4) Le 14 décembre 2020, le département a octroyé l’autorisation de construire DD 113'376.

5) Madame Renate et Monsieur Nicodème ALESSANDRI (ci-après : les époux ALESSANDRI) sont propriétaires de la parcelle n° 1'322 sise 11, avenue Eugène-Lance, en face de l’école, et habitent la villa que celle-ci abrite.

6) Le 28 janvier 2021, les époux ALESSANDRI ont recouru auprès du Tribunal administratif de première instance (ci-après : TAPI) contre l’autorisation de construire, concluant à son annulation. Préalablement, l’apport de l’intégralité du dossier du département, incluant notamment les préavis des différents offices et services ainsi qu’un transport sur place devaient être ordonnés.

Des travaux de reconstruction des bâtiments scolaires avaient été conduits, en plusieurs phases, depuis 2007.

La seconde phase, qui s’était déroulée en 2009 et 2010, avait occasionné d’importants dégâts d’affaissement et de fissuration sur leur maison et sur celle de leurs voisins, aux numéros 13, 15, 27 et 27B de l’avenue Eugène-Lance. Ils avaient conclu en 2011 une convention d’indemnisation, et reçu une somme de CHF 290'000.- au titre de dédommagement.

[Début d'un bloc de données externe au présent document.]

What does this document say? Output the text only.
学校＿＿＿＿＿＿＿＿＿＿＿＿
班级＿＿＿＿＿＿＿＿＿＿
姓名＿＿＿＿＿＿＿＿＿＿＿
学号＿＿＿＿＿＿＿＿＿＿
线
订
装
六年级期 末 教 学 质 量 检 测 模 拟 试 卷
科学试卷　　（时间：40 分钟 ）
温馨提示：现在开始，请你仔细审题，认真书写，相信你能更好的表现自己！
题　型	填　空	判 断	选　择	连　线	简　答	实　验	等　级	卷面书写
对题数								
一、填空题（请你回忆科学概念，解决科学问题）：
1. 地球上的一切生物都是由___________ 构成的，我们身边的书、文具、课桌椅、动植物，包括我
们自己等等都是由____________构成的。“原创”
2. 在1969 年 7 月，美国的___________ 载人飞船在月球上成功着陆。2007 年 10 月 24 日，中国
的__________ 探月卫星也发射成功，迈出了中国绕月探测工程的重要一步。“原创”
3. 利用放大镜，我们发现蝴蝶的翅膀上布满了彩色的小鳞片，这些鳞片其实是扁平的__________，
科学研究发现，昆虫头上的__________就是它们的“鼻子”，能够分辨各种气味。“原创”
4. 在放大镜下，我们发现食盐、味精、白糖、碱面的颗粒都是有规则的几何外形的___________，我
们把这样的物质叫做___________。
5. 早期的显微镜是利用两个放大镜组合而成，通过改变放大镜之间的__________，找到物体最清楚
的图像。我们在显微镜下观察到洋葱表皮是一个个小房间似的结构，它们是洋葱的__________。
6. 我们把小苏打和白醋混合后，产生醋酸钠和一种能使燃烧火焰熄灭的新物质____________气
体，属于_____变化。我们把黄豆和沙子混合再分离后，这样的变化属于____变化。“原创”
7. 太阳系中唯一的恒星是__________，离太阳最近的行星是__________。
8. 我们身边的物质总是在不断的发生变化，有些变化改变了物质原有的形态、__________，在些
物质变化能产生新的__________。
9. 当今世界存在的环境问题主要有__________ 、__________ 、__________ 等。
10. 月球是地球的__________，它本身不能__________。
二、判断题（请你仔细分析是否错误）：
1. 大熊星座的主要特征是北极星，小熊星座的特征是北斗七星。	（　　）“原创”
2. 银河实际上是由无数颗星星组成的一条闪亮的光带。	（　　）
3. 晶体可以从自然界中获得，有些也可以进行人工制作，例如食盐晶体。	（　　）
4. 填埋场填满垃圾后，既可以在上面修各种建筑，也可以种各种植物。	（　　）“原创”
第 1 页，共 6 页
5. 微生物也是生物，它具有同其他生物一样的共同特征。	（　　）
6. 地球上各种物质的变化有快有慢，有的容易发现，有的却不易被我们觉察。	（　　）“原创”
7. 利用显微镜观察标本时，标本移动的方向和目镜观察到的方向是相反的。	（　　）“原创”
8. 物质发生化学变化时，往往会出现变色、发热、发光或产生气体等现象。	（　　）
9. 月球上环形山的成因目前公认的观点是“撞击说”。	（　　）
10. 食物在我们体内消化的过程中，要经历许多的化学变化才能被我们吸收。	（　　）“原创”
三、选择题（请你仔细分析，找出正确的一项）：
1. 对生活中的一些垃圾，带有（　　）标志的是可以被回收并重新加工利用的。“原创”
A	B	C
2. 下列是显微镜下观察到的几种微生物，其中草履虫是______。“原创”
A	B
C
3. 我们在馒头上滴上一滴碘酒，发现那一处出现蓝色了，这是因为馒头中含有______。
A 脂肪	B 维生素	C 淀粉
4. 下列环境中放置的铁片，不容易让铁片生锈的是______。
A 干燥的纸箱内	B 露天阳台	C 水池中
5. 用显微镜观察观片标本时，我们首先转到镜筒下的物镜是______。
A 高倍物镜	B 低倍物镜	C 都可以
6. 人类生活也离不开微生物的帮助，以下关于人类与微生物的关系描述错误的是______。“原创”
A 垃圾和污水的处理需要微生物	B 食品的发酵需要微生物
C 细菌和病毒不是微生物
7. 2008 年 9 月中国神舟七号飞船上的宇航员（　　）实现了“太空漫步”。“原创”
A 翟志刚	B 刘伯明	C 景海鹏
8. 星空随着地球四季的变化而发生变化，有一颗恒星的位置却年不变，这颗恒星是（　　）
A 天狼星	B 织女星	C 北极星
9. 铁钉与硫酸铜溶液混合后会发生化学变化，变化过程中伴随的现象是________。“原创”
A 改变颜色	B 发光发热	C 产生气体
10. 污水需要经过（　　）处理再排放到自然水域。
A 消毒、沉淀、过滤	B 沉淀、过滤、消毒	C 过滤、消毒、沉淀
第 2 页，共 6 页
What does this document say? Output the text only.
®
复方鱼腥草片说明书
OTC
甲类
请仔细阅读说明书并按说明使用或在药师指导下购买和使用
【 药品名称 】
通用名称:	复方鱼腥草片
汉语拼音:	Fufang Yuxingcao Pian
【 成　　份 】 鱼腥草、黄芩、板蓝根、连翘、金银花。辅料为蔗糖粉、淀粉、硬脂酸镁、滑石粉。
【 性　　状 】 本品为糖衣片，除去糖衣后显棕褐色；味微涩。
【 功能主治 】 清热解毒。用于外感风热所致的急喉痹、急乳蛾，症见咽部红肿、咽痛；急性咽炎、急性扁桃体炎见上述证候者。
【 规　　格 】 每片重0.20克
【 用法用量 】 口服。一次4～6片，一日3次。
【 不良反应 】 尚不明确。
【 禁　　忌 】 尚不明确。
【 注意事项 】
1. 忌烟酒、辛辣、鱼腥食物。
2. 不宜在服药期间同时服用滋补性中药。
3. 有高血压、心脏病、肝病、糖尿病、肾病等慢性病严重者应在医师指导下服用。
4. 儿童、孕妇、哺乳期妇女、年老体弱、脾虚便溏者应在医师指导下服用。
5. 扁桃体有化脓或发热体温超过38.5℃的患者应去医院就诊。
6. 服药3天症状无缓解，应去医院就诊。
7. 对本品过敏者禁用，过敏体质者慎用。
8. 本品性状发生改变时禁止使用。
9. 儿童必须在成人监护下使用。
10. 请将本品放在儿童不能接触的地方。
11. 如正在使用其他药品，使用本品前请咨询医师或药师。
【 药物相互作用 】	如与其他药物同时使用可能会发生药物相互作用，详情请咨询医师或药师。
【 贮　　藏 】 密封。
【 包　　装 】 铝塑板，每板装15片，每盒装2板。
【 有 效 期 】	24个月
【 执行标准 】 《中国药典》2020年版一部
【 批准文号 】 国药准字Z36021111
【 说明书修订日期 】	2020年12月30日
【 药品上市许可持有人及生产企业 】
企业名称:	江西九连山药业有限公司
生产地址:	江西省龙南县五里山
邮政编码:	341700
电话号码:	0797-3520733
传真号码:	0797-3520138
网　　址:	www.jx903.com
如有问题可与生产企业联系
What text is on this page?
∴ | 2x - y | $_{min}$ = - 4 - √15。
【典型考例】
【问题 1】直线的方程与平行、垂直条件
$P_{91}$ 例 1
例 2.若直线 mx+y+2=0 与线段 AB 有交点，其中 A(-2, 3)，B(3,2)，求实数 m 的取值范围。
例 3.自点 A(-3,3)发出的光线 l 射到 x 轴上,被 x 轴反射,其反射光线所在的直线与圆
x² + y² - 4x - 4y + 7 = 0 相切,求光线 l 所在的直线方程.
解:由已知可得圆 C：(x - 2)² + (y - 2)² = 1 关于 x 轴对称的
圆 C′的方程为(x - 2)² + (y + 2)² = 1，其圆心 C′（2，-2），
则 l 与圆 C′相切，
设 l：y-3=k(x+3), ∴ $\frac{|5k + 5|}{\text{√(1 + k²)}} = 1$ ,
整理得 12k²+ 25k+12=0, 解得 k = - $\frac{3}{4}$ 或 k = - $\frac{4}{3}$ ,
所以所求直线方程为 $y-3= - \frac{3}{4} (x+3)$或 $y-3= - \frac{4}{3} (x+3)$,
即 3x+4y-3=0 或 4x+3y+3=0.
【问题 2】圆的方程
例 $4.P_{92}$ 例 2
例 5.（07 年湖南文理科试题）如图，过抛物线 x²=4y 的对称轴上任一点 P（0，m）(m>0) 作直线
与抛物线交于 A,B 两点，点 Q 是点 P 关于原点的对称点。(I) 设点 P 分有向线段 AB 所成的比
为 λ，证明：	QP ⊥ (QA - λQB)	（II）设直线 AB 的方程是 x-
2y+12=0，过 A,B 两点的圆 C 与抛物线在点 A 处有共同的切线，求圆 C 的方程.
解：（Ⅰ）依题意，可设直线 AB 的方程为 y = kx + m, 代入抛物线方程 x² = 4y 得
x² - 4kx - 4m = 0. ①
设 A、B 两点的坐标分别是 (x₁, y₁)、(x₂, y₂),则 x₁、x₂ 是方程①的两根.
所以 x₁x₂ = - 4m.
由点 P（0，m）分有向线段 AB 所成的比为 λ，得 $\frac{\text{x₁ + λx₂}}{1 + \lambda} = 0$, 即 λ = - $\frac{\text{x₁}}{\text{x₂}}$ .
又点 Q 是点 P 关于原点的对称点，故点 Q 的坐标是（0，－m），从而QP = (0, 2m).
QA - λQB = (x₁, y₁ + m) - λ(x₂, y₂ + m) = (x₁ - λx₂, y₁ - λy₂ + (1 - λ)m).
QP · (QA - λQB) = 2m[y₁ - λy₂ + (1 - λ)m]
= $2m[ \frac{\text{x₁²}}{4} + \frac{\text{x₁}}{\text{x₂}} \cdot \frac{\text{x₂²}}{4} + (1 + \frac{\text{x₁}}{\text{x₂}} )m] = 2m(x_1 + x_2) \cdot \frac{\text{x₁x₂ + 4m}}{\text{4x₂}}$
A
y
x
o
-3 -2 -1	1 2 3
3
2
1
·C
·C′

De nouveaux travaux, conduits de 2015 à 2017, avaient occasionné de nouveaux dommages, soit en particulier, sur le studio indépendant jouxtant leur villa, des fissures largement ouvertes aux angles droits des murets de retenue. En 2018, des travaux de remise en état avaient été exécutés aux frais de l’entreprise générale. Les fissures, ainsi que d’autres, additionnelles, étaient malheureusement réapparues.

Ils avaient fait établir des constats d’huissier et de géomètre, qui avaient établi les dommages ainsi que l’affaissement général du terrain de 1 mm à 3 cm entre 2016 et 2018. Ils avaient mandaté des entreprises spécialisées dans la stabilisation des sols et des bâtiments, respectivement dans l’expertise géologique, hydrogéologique et géotechnique, lesquelles avaient constaté que la restructuration de l’école avait causé un dessèchement du sol, qui avait probablement entraîné les tassements des ouvrages et le tassement général du sol, qui à son tour avait causé de nombreuses fissures ouvertes parfois larges de plusieurs millimètres à plus de 3 cm sur les ouvrages fondés superficiellement et autour de la maison, cette dernière, probablement fondée plus profondément, étant épargnée. Les dommages étaient la conséquence de la suite des travaux de terrassement et de construction en sous-sol sur la parcelle de l’école et de la modification des écoulements de la nappe phréatique superficielle en direction du versant sur lequel se situait leur parcelle.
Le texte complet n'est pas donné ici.